多くの航海者や海図作成者を困惑させ,海図上に数多くの混乱の種をばらまいてきた経度測定問題は,18世紀後半になって,ようやく解決を見る。17世紀はじめ,ガリレオ・ガリレイは,自らの発見した木星の衛星を利用して経度を測る方法を考案した。この木星法は,17世紀半ば,イタリア出身でフランスに帰化した天文学者ジョヴァンニ(ジャン)・カッシーニによって実用化され,地上の測量では大きな威力を発揮することになった。しかし木星法は,木星を観測できる時期が限られていることや,揺れる船上での観測が難しいことなどから,航海では使いものにならなかった。
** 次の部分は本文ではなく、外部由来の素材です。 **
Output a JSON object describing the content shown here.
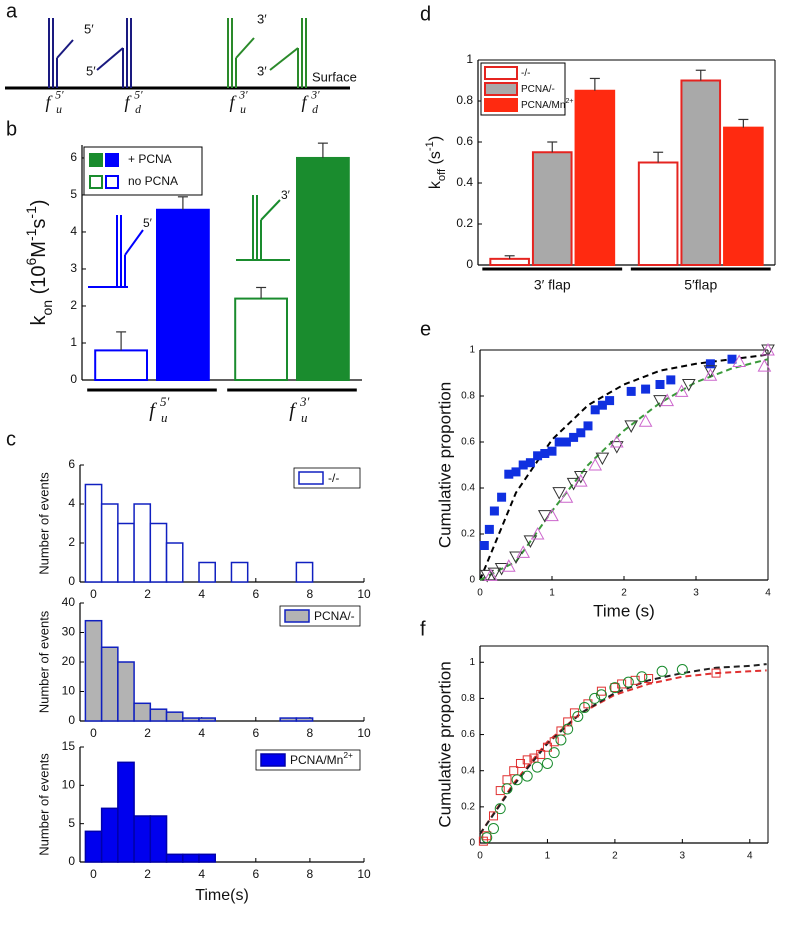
{
  "panel_a": {
    "label": "a",
    "primer_labels": [
      "5′",
      "5′",
      "3′",
      "3′"
    ],
    "surface": "Surface",
    "substrates": [
      {
        "base": "f",
        "sub": "u",
        "sup": "5′"
      },
      {
        "base": "f",
        "sub": "d",
        "sup": "5′"
      },
      {
        "base": "f",
        "sub": "u",
        "sup": "3′"
      },
      {
        "base": "f",
        "sub": "d",
        "sup": "3′"
      }
    ]
  },
  "chart_data": [
    {
      "type": "bar",
      "panel_label": "b",
      "ylabel": [
        {
          "text": "k"
        },
        {
          "text": "on",
          "shift": "sub"
        },
        {
          "text": "  (10"
        },
        {
          "text": "6",
          "shift": "sup"
        },
        {
          "text": "M"
        },
        {
          "text": "-1",
          "shift": "sup"
        },
        {
          "text": "s"
        },
        {
          "text": "-1",
          "shift": "sup"
        },
        {
          "text": ")"
        }
      ],
      "categories": [
        {
          "base": "f",
          "sub": "u",
          "sup": "5′"
        },
        {
          "base": "f",
          "sub": "u",
          "sup": "3′"
        }
      ],
      "category_colors": [
        "#0000ff",
        "#1a8c2e"
      ],
      "series": [
        {
          "name": "no PCNA",
          "filled": false,
          "values": [
            0.8,
            2.2
          ],
          "errors": [
            0.5,
            0.3
          ]
        },
        {
          "name": "+ PCNA",
          "filled": true,
          "values": [
            4.6,
            6.0
          ],
          "errors": [
            0.35,
            0.4
          ]
        }
      ],
      "insets": [
        "5′",
        "3′"
      ],
      "ylim": [
        0,
        6.35
      ],
      "yticks": [
        0,
        1,
        2,
        3,
        4,
        5,
        6
      ]
    },
    {
      "type": "histogram",
      "panel_label": "c",
      "ylabel": "Number of events",
      "series": [
        {
          "name": [
            {
              "text": "-/-"
            }
          ],
          "fill": "#ffffff",
          "edge": "#1020c0"
        }
      ],
      "bins": [
        -0.3,
        0.3,
        0.9,
        1.5,
        2.1,
        2.7,
        3.3,
        3.9,
        4.5,
        5.1,
        5.7,
        6.3,
        6.9,
        7.5,
        8.1
      ],
      "counts": [
        5,
        4,
        3,
        4,
        3,
        2,
        0,
        1,
        0,
        1,
        0,
        0,
        0,
        1
      ],
      "xlim": [
        -0.5,
        10
      ],
      "xticks": [
        0,
        2,
        4,
        6,
        8,
        10
      ],
      "ylim": [
        0,
        6
      ],
      "yticks": [
        0,
        2,
        4,
        6
      ]
    },
    {
      "type": "histogram",
      "ylabel": "Number of events",
      "series": [
        {
          "name": [
            {
              "text": "PCNA/-"
            }
          ],
          "fill": "#b3b3b3",
          "edge": "#1020c0"
        }
      ],
      "bins": [
        -0.3,
        0.3,
        0.9,
        1.5,
        2.1,
        2.7,
        3.3,
        3.9,
        4.5,
        5.1,
        5.7,
        6.3,
        6.9,
        7.5,
        8.1
      ],
      "counts": [
        34,
        25,
        20,
        6,
        4,
        3,
        1,
        1,
        0,
        0,
        0,
        0,
        1,
        1
      ],
      "xlim": [
        -0.5,
        10
      ],
      "xticks": [
        0,
        2,
        4,
        6,
        8,
        10
      ],
      "ylim": [
        0,
        40
      ],
      "yticks": [
        0,
        10,
        20,
        30,
        40
      ]
    },
    {
      "type": "histogram",
      "ylabel": "Number of events",
      "xlabel": "Time(s)",
      "series": [
        {
          "name": [
            {
              "text": "PCNA/Mn"
            },
            {
              "text": "2+",
              "shift": "sup"
            }
          ],
          "fill": "#0000ee",
          "edge": "#0000aa"
        }
      ],
      "bins": [
        -0.3,
        0.3,
        0.9,
        1.5,
        2.1,
        2.7,
        3.3,
        3.9,
        4.5
      ],
      "counts": [
        4,
        7,
        13,
        6,
        6,
        1,
        1,
        1
      ],
      "xlim": [
        -0.5,
        10
      ],
      "xticks": [
        0,
        2,
        4,
        6,
        8,
        10
      ],
      "ylim": [
        0,
        15
      ],
      "yticks": [
        0,
        5,
        10,
        15
      ]
    },
    {
      "type": "bar",
      "panel_label": "d",
      "ylabel": [
        {
          "text": "k"
        },
        {
          "text": "off",
          "shift": "sub"
        },
        {
          "text": "  (s"
        },
        {
          "text": "-1",
          "shift": "sup"
        },
        {
          "text": ")"
        }
      ],
      "categories": [
        "3′ flap",
        "5′flap"
      ],
      "series": [
        {
          "name": [
            {
              "text": "-/-"
            }
          ],
          "fill": "#ffffff",
          "edge": "#e52420",
          "values": [
            0.03,
            0.5
          ],
          "errors": [
            0.015,
            0.05
          ]
        },
        {
          "name": [
            {
              "text": "PCNA/-"
            }
          ],
          "fill": "#a9a9a9",
          "edge": "#e52420",
          "values": [
            0.55,
            0.9
          ],
          "errors": [
            0.05,
            0.05
          ]
        },
        {
          "name": [
            {
              "text": "PCNA/Mn"
            },
            {
              "text": "2+",
              "shift": "sup"
            }
          ],
          "fill": "#ff2a10",
          "edge": "#ff2a10",
          "values": [
            0.85,
            0.67
          ],
          "errors": [
            0.06,
            0.04
          ]
        }
      ],
      "ylim": [
        0,
        1
      ],
      "yticks": [
        0,
        0.2,
        0.4,
        0.6,
        0.8,
        1
      ]
    },
    {
      "type": "scatter",
      "panel_label": "e",
      "xlabel": "Time (s)",
      "ylabel": "Cumulative proportion",
      "series": [
        {
          "marker": "square",
          "color": "#1030e0",
          "filled": true,
          "x": [
            0.06,
            0.13,
            0.2,
            0.3,
            0.4,
            0.5,
            0.6,
            0.7,
            0.8,
            0.9,
            1.0,
            1.1,
            1.2,
            1.3,
            1.4,
            1.5,
            1.6,
            1.7,
            1.8,
            2.1,
            2.3,
            2.5,
            2.65,
            3.2,
            3.5
          ],
          "values": [
            0.15,
            0.22,
            0.3,
            0.36,
            0.46,
            0.47,
            0.5,
            0.51,
            0.54,
            0.55,
            0.56,
            0.6,
            0.6,
            0.62,
            0.64,
            0.67,
            0.74,
            0.76,
            0.78,
            0.82,
            0.83,
            0.85,
            0.87,
            0.94,
            0.96
          ]
        },
        {
          "marker": "triangle-down",
          "color": "#333333",
          "filled": false,
          "x": [
            0.1,
            0.2,
            0.3,
            0.5,
            0.7,
            0.9,
            1.1,
            1.3,
            1.4,
            1.7,
            1.9,
            2.1,
            2.5,
            2.9,
            3.2,
            4.0
          ],
          "values": [
            0.02,
            0.03,
            0.05,
            0.1,
            0.17,
            0.28,
            0.38,
            0.42,
            0.45,
            0.53,
            0.58,
            0.67,
            0.78,
            0.85,
            0.91,
            1.0
          ]
        },
        {
          "marker": "triangle-up",
          "color": "#cc66cc",
          "filled": false,
          "x": [
            0.15,
            0.4,
            0.6,
            0.8,
            1.0,
            1.2,
            1.4,
            1.6,
            1.9,
            2.3,
            2.6,
            2.8,
            3.2,
            3.6,
            3.95,
            4.0
          ],
          "values": [
            0.02,
            0.06,
            0.12,
            0.2,
            0.28,
            0.36,
            0.43,
            0.5,
            0.6,
            0.69,
            0.78,
            0.82,
            0.89,
            0.95,
            0.93,
            1.0
          ]
        }
      ],
      "fits": [
        {
          "color": "#000000",
          "x": [
            0,
            0.5,
            1,
            1.5,
            2,
            2.5,
            3,
            3.5,
            4
          ],
          "values": [
            0,
            0.38,
            0.61,
            0.76,
            0.85,
            0.91,
            0.94,
            0.96,
            0.98
          ]
        },
        {
          "color": "#3a9a3a",
          "x": [
            0,
            0.5,
            1,
            1.5,
            2,
            2.5,
            3,
            3.5,
            4
          ],
          "values": [
            0,
            0.08,
            0.3,
            0.5,
            0.65,
            0.77,
            0.86,
            0.92,
            0.96
          ]
        }
      ],
      "xlim": [
        0,
        4
      ],
      "xticks": [
        0,
        1,
        2,
        3,
        4
      ],
      "ylim": [
        0,
        1
      ],
      "yticks": [
        0,
        0.2,
        0.4,
        0.6,
        0.8,
        1
      ]
    },
    {
      "type": "scatter",
      "panel_label": "f",
      "ylabel": "Cumulative proportion",
      "series": [
        {
          "marker": "square",
          "color": "#e03030",
          "filled": false,
          "x": [
            0.05,
            0.1,
            0.2,
            0.3,
            0.4,
            0.5,
            0.6,
            0.7,
            0.8,
            0.9,
            1.0,
            1.1,
            1.2,
            1.3,
            1.4,
            1.6,
            1.8,
            2.0,
            2.1,
            2.3,
            2.5,
            3.5
          ],
          "values": [
            0.01,
            0.04,
            0.15,
            0.29,
            0.35,
            0.4,
            0.44,
            0.46,
            0.47,
            0.49,
            0.53,
            0.56,
            0.62,
            0.67,
            0.72,
            0.77,
            0.84,
            0.86,
            0.88,
            0.9,
            0.91,
            0.94
          ]
        },
        {
          "marker": "circle",
          "color": "#1a8c2e",
          "filled": false,
          "x": [
            0.1,
            0.2,
            0.3,
            0.4,
            0.55,
            0.7,
            0.85,
            1.0,
            1.1,
            1.2,
            1.3,
            1.45,
            1.55,
            1.7,
            1.8,
            2.0,
            2.2,
            2.4,
            2.7,
            3.0
          ],
          "values": [
            0.03,
            0.08,
            0.19,
            0.3,
            0.35,
            0.37,
            0.42,
            0.44,
            0.5,
            0.57,
            0.63,
            0.7,
            0.75,
            0.8,
            0.82,
            0.86,
            0.89,
            0.92,
            0.95,
            0.96
          ]
        }
      ],
      "fits": [
        {
          "color": "#e03030",
          "x": [
            0,
            0.5,
            1,
            1.5,
            2,
            2.5,
            3,
            3.5,
            4,
            4.25
          ],
          "values": [
            0.05,
            0.33,
            0.56,
            0.72,
            0.82,
            0.88,
            0.92,
            0.94,
            0.95,
            0.955
          ]
        },
        {
          "color": "#222222",
          "x": [
            0,
            0.5,
            1,
            1.5,
            2,
            2.5,
            3,
            3.5,
            4,
            4.25
          ],
          "values": [
            0.05,
            0.32,
            0.55,
            0.72,
            0.83,
            0.9,
            0.94,
            0.97,
            0.98,
            0.99
          ]
        }
      ],
      "xlim": [
        0,
        4.27
      ],
      "xticks": [
        0,
        1,
        2,
        3,
        4
      ],
      "ylim": [
        0,
        1.09
      ],
      "yticks": [
        0,
        0.2,
        0.4,
        0.6,
        0.8,
        1
      ]
    }
  ]
}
18世紀には,月と太陽や恒星との見かけの位置関係から経度を求める「月距法」が有望視されるようになった。この方法は実用に耐えるものであったが,正確な星図と月の運行表を用意しておく必要があり,しかも,つきが見えなければ測定できない,という欠点があった。
イギリスの時計職人ジョン・ハリスンは,精密で持ち運び可能な機械式時計(クロノメータ)さえ作ることができれば経度問題は解決できる,と考えた。彼は,1735年にクロノメータ・ハリスン第1号(H1)を開発したのち,4半世紀もの歳月をかけてその改良に取り組み,ついに1759年,その最高傑作となったH4を完成させた。1761〜62年の実験で,H4は81日間の航海でわずか5秒(経度にして1分25秒)の誤差,という好成績を出している。ジェイムズ・クックは,第2回航海(1772〜75)でH4のレプリカを使用し,その優れた性能を讃えた。